Usa sabiamente los sentidos humanos

Adriana Franco Sampayo

Nuestro cuerpo desempeña un papel importantísimo en cada proceso intelectual: a lo largo de nuestro desarrollo como seres humanos, desde el seno materno, hasta la edad adulta, es él quien proporciona al cerebro la valiosa información que éste necesita del medio ambiente que nos rodea.
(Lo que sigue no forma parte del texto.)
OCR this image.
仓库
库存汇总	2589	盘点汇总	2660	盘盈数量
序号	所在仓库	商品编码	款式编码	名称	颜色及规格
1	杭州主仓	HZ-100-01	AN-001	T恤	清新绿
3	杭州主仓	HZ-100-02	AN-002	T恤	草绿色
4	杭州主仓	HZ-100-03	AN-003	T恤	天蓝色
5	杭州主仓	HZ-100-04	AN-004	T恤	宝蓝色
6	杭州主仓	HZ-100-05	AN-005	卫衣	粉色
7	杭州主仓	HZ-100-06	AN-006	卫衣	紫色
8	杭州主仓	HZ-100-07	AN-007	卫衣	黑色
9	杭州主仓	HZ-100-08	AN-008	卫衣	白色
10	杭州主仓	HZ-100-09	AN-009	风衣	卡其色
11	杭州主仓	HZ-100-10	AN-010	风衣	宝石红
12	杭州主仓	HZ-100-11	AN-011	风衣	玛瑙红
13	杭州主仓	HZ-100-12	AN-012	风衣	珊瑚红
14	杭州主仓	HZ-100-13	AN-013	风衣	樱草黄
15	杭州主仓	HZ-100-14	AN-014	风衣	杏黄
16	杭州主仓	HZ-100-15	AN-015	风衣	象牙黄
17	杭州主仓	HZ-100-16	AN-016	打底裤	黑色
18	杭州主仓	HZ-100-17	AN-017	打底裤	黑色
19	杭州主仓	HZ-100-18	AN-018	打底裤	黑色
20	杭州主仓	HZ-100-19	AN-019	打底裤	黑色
Cada movimiento desde la infancia es decisivo en la creación de redes neuronales que formarán la esencia del aprendizaje e inteligencia. A través de nuestros ojos, oídos, nariz, lengua y piel recibimos las sensaciones y estas se convierten así en el fundamento del conocimiento.

Por lo tanto, utilicemos de la mejor manera nuestros sentidos, liberando emociones positivas, como el placer o la felicidad, o negativas como miedo, enojo o rabia.

Te invito usar positivamente los sentidos y ponerlos en práctica.

Te daré algunos consejos:

1.- Usa tus ojos para ver la belleza de la vida, contemplar la naturaleza; para ver el interior de las personas…No los uses para criticar maliciosamente de cómo se ven o visten los demás, o el tipo de ropa que usan o juzgar a las personas por su apariencia. Actúa auténtica y trasparentemente.

2.- Utiliza tus oídos, para escuchar a tu prójimo, y poder ofrecer una palabra de aliento. Escucha los sonidos agradables de la naturaleza, nos ayudan a disfrutar de la vida y a olvidar dificultades, y edifican el interior.

3.- Usa tu olfato, para percibir el aroma de las flores, del perfume, del amor…Un simple olor, puede desencadenar una cascada de sentimientos, por ejemplo: el olor al café, el olor a tierra mojada etc. Disparan nuestra imaginación y son capaces de trasportarnos en un momento a otro lugar y a otro tiempo. No lo impregnes de malos olores, como son:  el odio, el egoísmo y la traición. El olfato es un sentido relacionado con la memoria, las emociones y la nostalgia.

4.-Usa tu gusto, para saborear las metas alcanzadas, de logros obtenidos con esfuerzo y dedicación…No los uses para saborear, las derrotas o fracasos de otras personas.

5.-Usa tu tacto, para sentir y dar amor, para tocar a las personas con tus deseos positivos y con tu caridad. El sentir un abrazo es de lo más reconfortante; es un gesto del cual nos sentimos amados, apoyados y a salvo.

El sexto sentido, el más importante, es el que nos da sabiduría para distinguir la diferencia entre otros sentidos entre el bien y el mal, entre dar o recibir, entre construir o desmoronar.

A veces miramos sin ver, oímos sin escuchar, olemos sin percibir, probamos sin saborear, tocamos superficialmente. Usa tus sentidos sabiamente, no se trata de cuantos tengas, sino de como los utilizas.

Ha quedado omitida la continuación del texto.